Can you name a favourite project you worked on?
My first Erdem show was one of my favourites, as we held it in King's Cross and had models moving along platforms and walking over train station bridges. For most other events, I sign an NDA (Non-Disclosure Agreement) so I can't give too much away!
Do you travel a lot for events?
Recently yes; I was just in Palm Springs working for Calvin Klein at Coachella. The next gig is in Shanghai for a French fashion brand. I go abroad maybe four times a year.
What were you up to at Coachella for Calvin Klein?
I was overseeing the build of the 'CK House' that we designed for them. The design was based on their latest campaign video, with well-known characters hanging out in this '80s/'90s house as if it was after a house party. We wanted it to feel like Coachella guests could hang out and reenact the video with their friends. It was a five-day build, following by overseeing two weekends of festivals, then a manic de-rig to get out. It was the longest I think I’ve ever been on site — I’m not made for the sun, so I was thrilled to come home!
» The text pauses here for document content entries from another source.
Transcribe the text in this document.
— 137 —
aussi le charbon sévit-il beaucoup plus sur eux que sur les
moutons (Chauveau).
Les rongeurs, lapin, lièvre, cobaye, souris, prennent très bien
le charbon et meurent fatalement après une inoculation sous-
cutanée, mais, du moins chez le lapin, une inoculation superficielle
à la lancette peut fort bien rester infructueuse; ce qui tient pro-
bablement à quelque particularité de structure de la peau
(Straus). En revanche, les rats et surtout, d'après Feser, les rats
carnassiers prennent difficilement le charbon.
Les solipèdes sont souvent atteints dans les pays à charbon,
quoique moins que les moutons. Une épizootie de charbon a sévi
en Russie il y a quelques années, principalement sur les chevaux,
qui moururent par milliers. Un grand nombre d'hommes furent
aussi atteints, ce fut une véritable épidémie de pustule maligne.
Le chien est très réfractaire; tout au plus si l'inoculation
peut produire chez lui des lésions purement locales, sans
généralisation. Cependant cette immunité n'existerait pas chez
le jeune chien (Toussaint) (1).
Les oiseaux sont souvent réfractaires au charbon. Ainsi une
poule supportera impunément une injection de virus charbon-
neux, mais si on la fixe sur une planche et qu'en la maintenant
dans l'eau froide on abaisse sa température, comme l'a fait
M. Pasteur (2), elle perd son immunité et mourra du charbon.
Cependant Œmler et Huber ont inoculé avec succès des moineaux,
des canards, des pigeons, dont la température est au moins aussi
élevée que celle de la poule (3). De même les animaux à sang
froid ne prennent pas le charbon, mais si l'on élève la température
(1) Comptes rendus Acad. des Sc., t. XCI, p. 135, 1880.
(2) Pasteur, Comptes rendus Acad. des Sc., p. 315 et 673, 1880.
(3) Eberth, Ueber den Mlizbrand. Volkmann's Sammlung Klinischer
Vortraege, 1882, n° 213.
Could you describe an average work week?
There is rarely an average week, but right now, I’m doing two days in an office working on floor plans, then I’ll work at home or in cafes/Soho House. If I’ve got phone calls, I’ll take them at home as they’re usually in different time zones, so I do them from bed!
What’s your main responsibility? Do you have team members/juniors to assist and support you?
My main responsibility is making sure the client is happy with the concept and that we don’t go over budget. Often, the client likes to change things without understanding how it may cost more money, so I’ve to spend a lot of time explaining this. I have a Production Assistant on most jobs and teams in various offices who can help me. I also work closely with a Technical Manager and Production Designer to make sure they’re happy too.
How stressful would you rate your line of work? What do you do to de-stress after a long work week?
I’d say most jobs start as a 5/10 and reach 11/10 the week before the event build takes place. I do yoga and hang out with my friends as soon as the event is wrapped up. I can’t really concentrate on anything mid-event, so usually, I have a lot to catch up on as soon as I come out the other side.
Do you have a career mentor or someone you look up to?
Angela Scanlon and Brendan Courtney were always helpful and encouraging when I was working in Ireland and when I moved to London. It changes so often, but I’m following Samantha Barry and Sinead Burke on Instagram right now and want to be part of anything they are doing. They’re so smart, it’s exciting to see where they’ll be next.
Biggest risk you have taken in your career so far?
Moving to London seemed risky at the time but was actually exactly where I needed to be. It always feels risky to turn down work too, but sometimes it’s for the best.
For people who want to get into your line of work, what’s your parting advice?
Intern, assist, meet strangers for coffee, slide in DMs, stalk... whatever it takes. There is always an opening but you need to be at the top of peoples’ inboxes.